Sudan Mother's Case 'Tip of the Iceberg' on Islamic Persecution

Meriam Ibrahim and her husband, Daniel Wani
Meriam Ibrahim and her husband, Daniel Wani (ACLJ)

Evidence has again emerged indicting that if Western mainstream media actually reported more on the sufferings of Christians throughout the Islamic world, their lot would likely improve.

Meriam Ibrahim, a woman who is imprisoned in Sudan and sentenced to death on the charge that she apostatized from Islam and converted to Christianity—and who recently gave birth to a baby girl in prison—was reportedly going to "be freed in a few days," according to a BBC report:

Abdullahi Alzareg, an under-secretary at the foreign ministry, said Sudan guaranteed religious freedom and was committed to protecting the woman.

Khartoum has been facing international condemnation over the death sentence.

In an interview with The Times newspaper, British Prime Minister David Cameron described the ruling as "barbaric" and out of step with today's world (emphasis added).

Of course, soon after the BBC reported that Ibrahim would be freed, other reports appeared indicating that that is only a rumor—one that the BBC, which regularly tries to minimize the specter of Muslim persecution of Christians, jumped on—that Sudan was merely trying to save face before the international community.

According to the imprisoned Christian woman's husband: "No Sudanese or foreign mediator contacted me. Maybe there are contacts between the Sudanese government and foreign sides that I'm not aware of."

At any rate, why did Sudan say Ibrahim was going to be released? After all and despite what Sudan's under-secretary says—that "Sudan guaranteed religious freedom and was committed to protecting the woman"—Khartoum's Islamist government upholds Islam's apostasy law, which actually guarantees that born Muslims do not have "religious freedom."

As just one example, back in June 2012 in Sudan, a Muslim woman divorced her husband after he converted to Christianity. The court automatically granted her custody of their two sons (according to Islamic law, children of divorced parents are to remain with the father, but if the latter is an apostate, they go to the mother).
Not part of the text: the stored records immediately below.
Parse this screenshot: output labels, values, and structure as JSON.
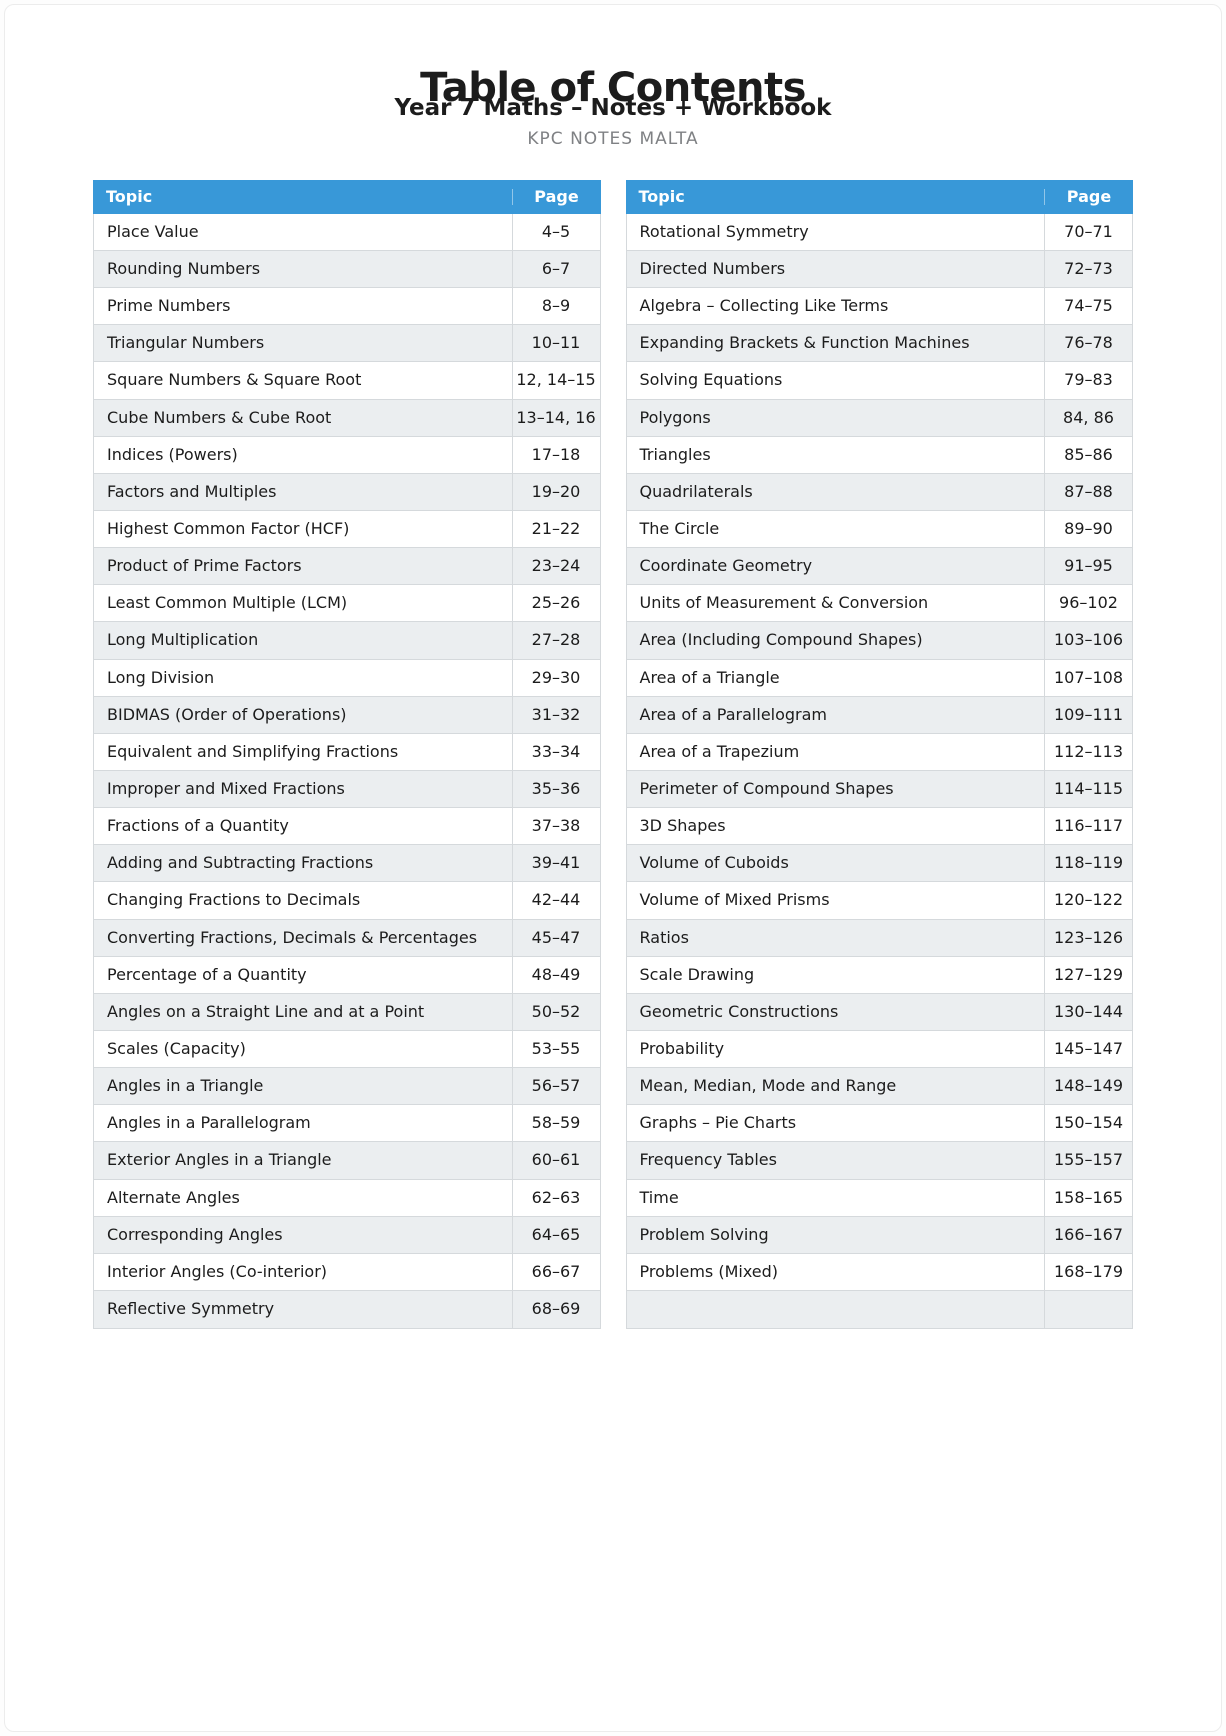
{
  "page": {
    "title": "Table of Contents",
    "subtitle": "Year 7 Maths – Notes + Workbook",
    "brand": "KPC NOTES MALTA"
  },
  "columns": {
    "topic": "Topic",
    "page": "Page"
  },
  "left_table": {
    "rows": [
      {
        "topic": "Place Value",
        "page": "4–5"
      },
      {
        "topic": "Rounding Numbers",
        "page": "6–7"
      },
      {
        "topic": "Prime Numbers",
        "page": "8–9"
      },
      {
        "topic": "Triangular Numbers",
        "page": "10–11"
      },
      {
        "topic": "Square Numbers & Square Root",
        "page": "12, 14–15"
      },
      {
        "topic": "Cube Numbers & Cube Root",
        "page": "13–14, 16"
      },
      {
        "topic": "Indices (Powers)",
        "page": "17–18"
      },
      {
        "topic": "Factors and Multiples",
        "page": "19–20"
      },
      {
        "topic": "Highest Common Factor (HCF)",
        "page": "21–22"
      },
      {
        "topic": "Product of Prime Factors",
        "page": "23–24"
      },
      {
        "topic": "Least Common Multiple (LCM)",
        "page": "25–26"
      },
      {
        "topic": "Long Multiplication",
        "page": "27–28"
      },
      {
        "topic": "Long Division",
        "page": "29–30"
      },
      {
        "topic": "BIDMAS (Order of Operations)",
        "page": "31–32"
      },
      {
        "topic": "Equivalent and Simplifying Fractions",
        "page": "33–34"
      },
      {
        "topic": "Improper and Mixed Fractions",
        "page": "35–36"
      },
      {
        "topic": "Fractions of a Quantity",
        "page": "37–38"
      },
      {
        "topic": "Adding and Subtracting Fractions",
        "page": "39–41"
      },
      {
        "topic": "Changing Fractions to Decimals",
        "page": "42–44"
      },
      {
        "topic": "Converting Fractions, Decimals & Percentages",
        "page": "45–47"
      },
      {
        "topic": "Percentage of a Quantity",
        "page": "48–49"
      },
      {
        "topic": "Angles on a Straight Line and at a Point",
        "page": "50–52"
      },
      {
        "topic": "Scales (Capacity)",
        "page": "53–55"
      },
      {
        "topic": "Angles in a Triangle",
        "page": "56–57"
      },
      {
        "topic": "Angles in a Parallelogram",
        "page": "58–59"
      },
      {
        "topic": "Exterior Angles in a Triangle",
        "page": "60–61"
      },
      {
        "topic": "Alternate Angles",
        "page": "62–63"
      },
      {
        "topic": "Corresponding Angles",
        "page": "64–65"
      },
      {
        "topic": "Interior Angles (Co-interior)",
        "page": "66–67"
      },
      {
        "topic": "Reflective Symmetry",
        "page": "68–69"
      }
    ]
  },
  "right_table": {
    "rows": [
      {
        "topic": "Rotational Symmetry",
        "page": "70–71"
      },
      {
        "topic": "Directed Numbers",
        "page": "72–73"
      },
      {
        "topic": "Algebra – Collecting Like Terms",
        "page": "74–75"
      },
      {
        "topic": "Expanding Brackets & Function Machines",
        "page": "76–78"
      },
      {
        "topic": "Solving Equations",
        "page": "79–83"
      },
      {
        "topic": "Polygons",
        "page": "84, 86"
      },
      {
        "topic": "Triangles",
        "page": "85–86"
      },
      {
        "topic": "Quadrilaterals",
        "page": "87–88"
      },
      {
        "topic": "The Circle",
        "page": "89–90"
      },
      {
        "topic": "Coordinate Geometry",
        "page": "91–95"
      },
      {
        "topic": "Units of Measurement & Conversion",
        "page": "96–102"
      },
      {
        "topic": "Area (Including Compound Shapes)",
        "page": "103–106"
      },
      {
        "topic": "Area of a Triangle",
        "page": "107–108"
      },
      {
        "topic": "Area of a Parallelogram",
        "page": "109–111"
      },
      {
        "topic": "Area of a Trapezium",
        "page": "112–113"
      },
      {
        "topic": "Perimeter of Compound Shapes",
        "page": "114–115"
      },
      {
        "topic": "3D Shapes",
        "page": "116–117"
      },
      {
        "topic": "Volume of Cuboids",
        "page": "118–119"
      },
      {
        "topic": "Volume of Mixed Prisms",
        "page": "120–122"
      },
      {
        "topic": "Ratios",
        "page": "123–126"
      },
      {
        "topic": "Scale Drawing",
        "page": "127–129"
      },
      {
        "topic": "Geometric Constructions",
        "page": "130–144"
      },
      {
        "topic": "Probability",
        "page": "145–147"
      },
      {
        "topic": "Mean, Median, Mode and Range",
        "page": "148–149"
      },
      {
        "topic": "Graphs – Pie Charts",
        "page": "150–154"
      },
      {
        "topic": "Frequency Tables",
        "page": "155–157"
      },
      {
        "topic": "Time",
        "page": "158–165"
      },
      {
        "topic": "Problem Solving",
        "page": "166–167"
      },
      {
        "topic": "Problems (Mixed)",
        "page": "168–179"
      },
      {
        "topic": "",
        "page": ""
      }
    ]
  },
  "colors": {
    "header_bg": "#3898d8",
    "header_text": "#ffffff",
    "row_bg": "#ffffff",
    "row_alt_bg": "#ebeef0",
    "border": "#d5d9dc",
    "text": "#1c1c1c",
    "brand_text": "#7f8184"
  }
}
When the father tried to visit his children, his ex-wife threatened to notify authorities. "They might take the case to a prosecution court, which might lead to my sentencing to death according to Islamic apostasy law—but I am ready for this," the Christian man had said. "I want the world to know this. What crime have I done?"

And that's the whole difference: "the world" did not "know this," whereas the major media did report on Ibrahim's plight, thereby exposing Sudan to international condemnation.

Precedents of this phenomenon—international outrage prompting Islamist governments to rethink their abuse of Christians—have occurred in other Muslim countries.

For example, back in September 2012, two other Christians under arrest and awaiting execution in the Islamic world—one, like Sudan's Ibrahim, charged with apostasy in Iran, the other with blasphemy in Pakistan—were also released, but only after much widespread international condemnation, that is, only after the mainstream media exposed their plight.

As CNN had reported:

A Christian pastor sentenced to death in Iran for apostasy was reunited with his family Saturday after a trial court acquitted him... Pastor Youcef Nadarkhani, born to Muslim parents and a convert to Christianity by age 19, was released after being held in prison for almost three years under a death sentence.... His case drew international attention after his October 2009 arrest, and the 34-year-old pastor refused to recant his Christian beliefs (emphasis added).

Right around the same time, Pakistani authorities released a teenage Christian girl accused of blasphemy and facing the death penalty. Up till then, local Muslims had insisted that 14-year-old Rimsha Masih be put to death, warning that, if released, they would "take the law into their own hands." Her case also reached the international community, sparking widespread outrage and condemnation of Pakistan.

Earlier, in 2006, one Abdul Rahman was exposed as an apostate to Christianity and subsequently arrested, incarcerated, and sentenced to death. Because his story also received widespread media attention and international condemnation—and even a phone call from the U.S. Secretary of State Rice to Afghanistan's president—Abdul Rahman was released under the pretext that he was mentally retarded, though most sources indicated he was quite sane. (Muslim governments regularly portray apostates and blasphemers whom they wish to release as retarded, since, according to Islamic law, the insane are not responsible for their actions. Even Pakistan's Rimsha Masih, prior to her release, was portrayed as mentally retarded.)

The point here is that such prisoners of conscience are not released because their respective governments suddenly decided to act according to universal standards of human rights. If so, they would not have arrested the accused in the first place. Nor should such releases suggest that Afghanistan, Iran, Pakistan, or Sudan are rethinking Islam's apostasy and blasphemy laws, which prescribe the death penalty.

After all, there are countless more Christian "blasphemers" and "apostates" rotting on death row in all three countries, not to mention all around the Islamic world.